A major supermarket chain wanted to divest itself of several properties in order to raise cash to pay down debt.  Its investment bankers sent books to both strategic and financial buyers.

Food Processing, Inc. (FPI) was in the same business  as one of the manufacturing properties up for sale. FPI had been considering expanding its own facility, so a turnkey acquisition was very attractive. FPI would immediately gain both capacity  and market share.

The seller’s bankers put the properties up for auction to get the best price for the seller.  FPI was one of several interested strategic buyers, and there were a surprising number of strong financial buyers.  This was a highly desirable facility, and FPI wanted it, but didn’t want to pay a premium just because there were other interested buyers.

The Solution:

Creating wealth to fund the purchase

The Gordian Organization (TGO) first analyzed the seller’s reason for divesting.  The facility had been well run and was operating as a profitable subsidiary mainly serving its parent’s needs.  The seller wanted cash from the sale, but still needed the product the plant produced.  It was known that the seller had a second facility producing the same product, but that neither facility had been operating at full capacity.

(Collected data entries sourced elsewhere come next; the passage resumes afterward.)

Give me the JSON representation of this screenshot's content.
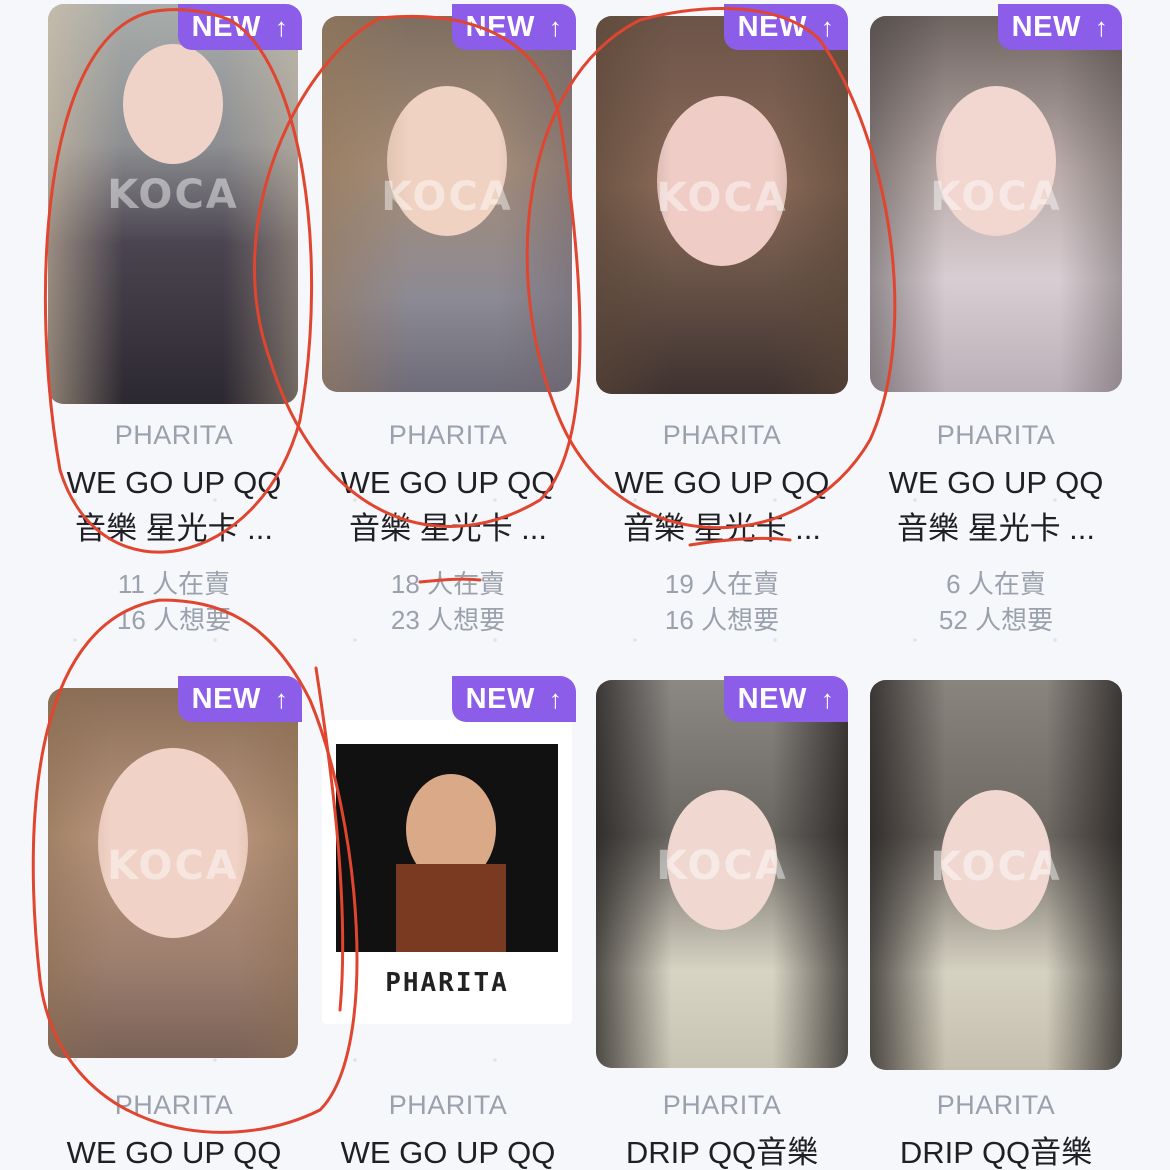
{
  "watermark": "KOCA",
  "colors": {
    "badge": "#8b5de8",
    "artist": "#9aa1ac",
    "title": "#1f1f24",
    "marker": "#e0452f"
  },
  "cards": [
    {
      "badge": "NEW",
      "badge_icon": "arrow-up-icon",
      "artist": "PHARITA",
      "title_line1": "WE GO UP QQ",
      "title_line2": "音樂 星光卡 ...",
      "sellers": "11 人在賣",
      "wanters": "16 人想要"
    },
    {
      "badge": "NEW",
      "badge_icon": "arrow-up-icon",
      "artist": "PHARITA",
      "title_line1": "WE GO UP QQ",
      "title_line2": "音樂 星光卡 ...",
      "sellers": "18 人在賣",
      "wanters": "23 人想要"
    },
    {
      "badge": "NEW",
      "badge_icon": "arrow-up-icon",
      "artist": "PHARITA",
      "title_line1": "WE GO UP QQ",
      "title_line2": "音樂 星光卡 ...",
      "sellers": "19 人在賣",
      "wanters": "16 人想要"
    },
    {
      "badge": "NEW",
      "badge_icon": "arrow-up-icon",
      "artist": "PHARITA",
      "title_line1": "WE GO UP QQ",
      "title_line2": "音樂 星光卡 ...",
      "sellers": "6 人在賣",
      "wanters": "52 人想要"
    },
    {
      "badge": "NEW",
      "badge_icon": "arrow-up-icon",
      "artist": "PHARITA",
      "title_line1": "WE GO UP QQ"
    },
    {
      "badge": "NEW",
      "badge_icon": "arrow-up-icon",
      "artist": "PHARITA",
      "title_line1": "WE GO UP QQ",
      "polaroid_caption": "PHARITA"
    },
    {
      "badge": "NEW",
      "badge_icon": "arrow-up-icon",
      "artist": "PHARITA",
      "title_line1": "DRIP QQ音樂"
    },
    {
      "artist": "PHARITA",
      "title_line1": "DRIP QQ音樂"
    }
  ]
}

The seller had offered to enter into a long term purchase agreement to continue  buying product from the divested facility.

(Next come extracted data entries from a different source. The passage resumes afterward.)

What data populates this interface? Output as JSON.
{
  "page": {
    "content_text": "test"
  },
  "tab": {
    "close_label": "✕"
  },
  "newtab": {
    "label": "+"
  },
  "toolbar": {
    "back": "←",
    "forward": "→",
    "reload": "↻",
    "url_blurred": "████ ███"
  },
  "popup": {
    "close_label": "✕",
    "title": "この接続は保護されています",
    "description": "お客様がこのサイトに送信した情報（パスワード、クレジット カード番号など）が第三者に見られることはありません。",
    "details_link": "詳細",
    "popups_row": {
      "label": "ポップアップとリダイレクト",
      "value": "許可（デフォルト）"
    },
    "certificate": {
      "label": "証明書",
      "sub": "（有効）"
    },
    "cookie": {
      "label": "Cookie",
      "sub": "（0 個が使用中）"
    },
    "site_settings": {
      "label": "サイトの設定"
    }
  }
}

The Gordian Organization structured a business/purchase plan that allowed FPI to place a bid for the facility that brought additional value to the supermarket chain without costing FPI additional dollars.  TGO modified the seller’s proposed 10 year purchase contract  by adding a “take or pay” provision.     Under the new contract the seller would be obligated to take the amount of product contracted for, OR pay FPI  3% of the value of any product not “taken” (3% is approximately FPI’s net profit margin).

The first advantage to the seller was in reducing its  liability for future purchases, both in fact and on their books, by 97%. If the seller’s business changed, as an example, it would not obligated to take 10 years’ worth of product.  The second advantage was the seller gaining great  purchasing flexibility by having FPI, its other facility, or the open market as a source.  In addition, the 3% cost would be nearly self liquidating if the seller shifted production to its other facility to bring up plant utilization and therefore bring down costs.

FPI gained by having either a long term customer or fees that would equal its net profits from that customer should the business go elsewhere. Should the seller reduce orders, FPI was still assured of its profits, and then also had open capacity available to serve other accounts.

This was a true “win-win” situation.

TGO was able to structure financing for FPI based on the value of the “take or pay” contract. TGO discounted the assured cash flows  over 10 years to its net present value.  This net present value was then used as the  collateral for the loan to finance the purchase.